Sebagai orang tua, orang tuaku juga pasti sudah tidak bisa lagi berkata untuk menjaga anak perempuannya yang paling lama diajak hidup susah. Sampai berlinang air mata kumendengar bapakku mengatakannya. "Dia ini, anak yang lahir saat hidup saya masih susah, dia anak yang paling lama saya ajak menderita." Perkataan itu mungkin tidak berbekas sama sekali di hati mertuaku, namanya juga kemampuan pemahaman mereka rendah, yang kalau ada orang ngasi duit aja baru deh mereka peduli. 

Mengetahui tabiat mereka seperti itu, membuatku buntu.

Kok jadi ghibah?

Ya..pada intinya lagi, entah siapa yang salah...kutak tahu.... 


Minggu, 25 Juni 2023

Dosa Apa Aku?

Dear Burogu~

Dosa apa aku? Bisa-bisanya aku bertemu dengan manusia-manusia beban ini!?! 
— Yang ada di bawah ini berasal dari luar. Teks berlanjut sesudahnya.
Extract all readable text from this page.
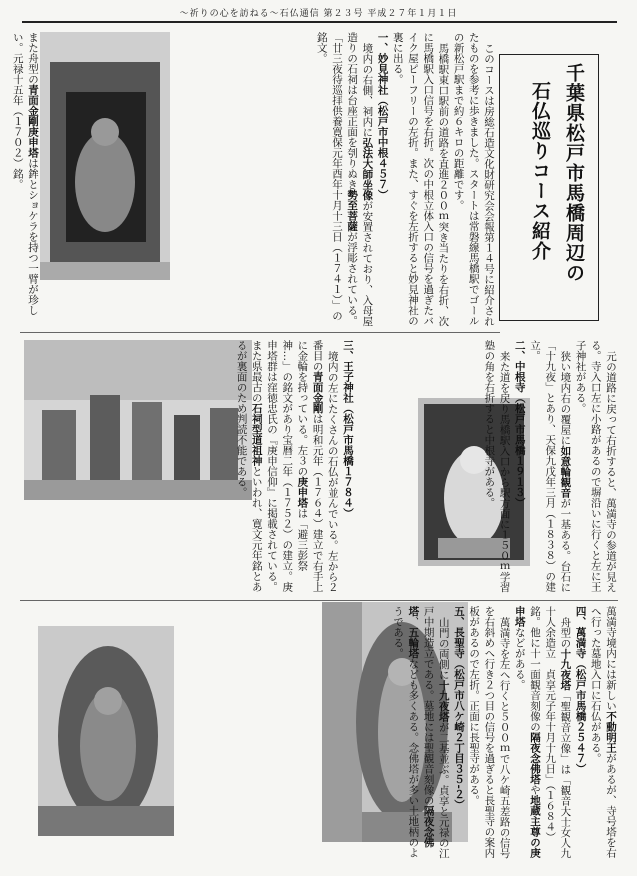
〜祈りの心を訪ねる〜石仏通信 第２３号 平成２７年１月１日

このコースは房総石造文化財研究会会報第１４号に紹介されたものを参考に歩きました。スタートは常磐線馬橋駅でゴールの新松戸駅まで約６キロの距離です。

馬橋駅東口駅前の道路を直進２００ｍ突き当たりを右折、次に馬橋駅入口信号を右折。次の中根立体入口の信号を過ぎたバイク屋ピーフリーの左折。また、すぐを左折すると妙見神社の裏に出る。

一、妙見神社（松戸市中根４５７）

境内の右側、祠内に弘法大師坐像が安置されており、入母屋造りの石祠は台座正面を刳りぬき勢至菩薩が浮彫されている。「廿三夜待巡拝供養寛保元年酉年十月十三日（１７４１）」の銘文。

千葉県松戸市馬橋周辺の
石仏巡りコース紹介

また舟型の青面金剛庚申塔は鉾とショケラを持つ一臂が珍しい。元禄十五年（１７０２）銘。

三、王子神社（松戸市馬橋１７８４）

境内の左にたくさんの石仏が並んでいる。左から２番目の青面金剛は明和元年（１７６４）建立で右手上に金輪を持っている。左３の庚申塔は「避三彭祭神…」の銘文があり宝暦二年（１７５２）の建立。庚申塔群は窪徳忠氏の『庚申信仰』に掲載されている。また県最古の石祠型道祖神といわれ、寛文元年銘とあるが裏面のため判読不能である。	元の道路に戻って右折すると、萬満寺の参道が見える。寺入口左に小路があるので塀沿いに行くと左に王子神社がある。

狭い境内右の覆屋に如意輪観音が一基ある。台石に「十九夜」とあり、天保九戊年三月（１８３８）の建立。

二、中根寺（松戸市馬橋１９１３）

来た道を戻り馬橋駅入口から駅方面に１５０ｍ学習塾の角を右折すると中根寺がある。

萬満寺境内には新しい不動明王があるが、寺号塔を右へ行った墓地入口に石仏がある。

四、萬満寺（松戸市馬橋２５４７）

舟型の十九夜塔「聖観音立像」は「観音大士女人九十人余造立　貞享元子年十月十九日」（１６８４）銘。他に十一面観音刻像の隔夜念佛塔や地蔵主尊の庚申塔などがある。

萬満寺を左へ行くと５００ｍで八ケ崎五差路の信号を右斜めへ行き２つ目の信号を過ぎると長聖寺の案内板があるので左折。正面に長聖寺がある。

五、長聖寺（松戸市八ケ崎２丁目３５‐２）

山門の両側に十九夜塔が二基並ぶ。貞享と元禄の江戸中期造立である。墓地には聖観音刻像の隔夜念佛塔、五輪塔なども多くある。念佛塔が多い土地柄のようである。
Tak habis pikir dengan keluarga suami. Mulai dari suami yang males, mertua yang suka ngutang, ipar-ipar yang lepas tanggung jawab dari orang tuanya sendiri. Pusing. 

Mungkin di kehidupan sebelumnya aku berkhianat pada negara, sampai-sampai di kehidupan ini aku harus hidup dengan orang-orang beban ini. 


Jumat, 03 Februari 2023

Nyinyir Part 1

Dear burogu~

Aku selalu merasa aneh dengan orang-orang di keluarga suami. Semua. Bahkan termasuk si suami sendiri.
Disini kuhanya ingin nyinyir saja.. 
Hei, di saat tak punya uang kau kira uang siapa yang kau pinjam tp melalui tangan anakmu.. Wahai ibu mertua.. 
Tak habis pikir, sempat-sempatnya kau menjelek-jelekkan menantu orang lain di depan menantumu dengan akhiran penuh sindiran "padahal pegawai (PNS) lho dia" Tak lupa dengan nada suara yang memang udah nyebelin. Si lawan bicara yang notabene sudah tua cuma diam saja tidak memperpanjang, sadar ada aku di dekat situ. 
Hellooooow bu mertua yang selalu ingin merasa "penting" mantu mu pegawai lhoo..mesti banget ya menjelek-jelekkan menantu orang lain di depan menantumu yang pegawai ini.. 
Yang paling membuat heran, sampai timbul pikiran nyeleneh di kepalaku, ni orang mabuk berem atau apa sih, sadar gak dengan omongannya? 
Tiga tahun lhoo anakmu memberimu uang tp ngambil dari dompet menantumu yang pegawai ini. Tidak sekali dua kali lhoo omonganmu menyinggung saya dengan mengkambinghitamkan menantu orang lain. 
Tolonglaahh.. Lihat dulu anakmu. Kebutuhan hidup di rumah ini saya lhoo yang menanggung. Coba dong sadar diri. Paling tidak, kita sama-sama pendam sendirilahh rasa kesal,tidak senang dan sebagainya. Simpan untuk diri sendirilahh.. 
Saya ini tidak sekedar marah saja lhoo dengan anda, mertua berdua suami istri. Saya sudah di tahap dendam lhoo. Jangan nambah-nambahin lagi dehh.. Kurang sabar apalagi coba saya disini.. Andai cukup gajiku untuk ngontrak rumah, takkan sudi kutinggal di rumah ini. 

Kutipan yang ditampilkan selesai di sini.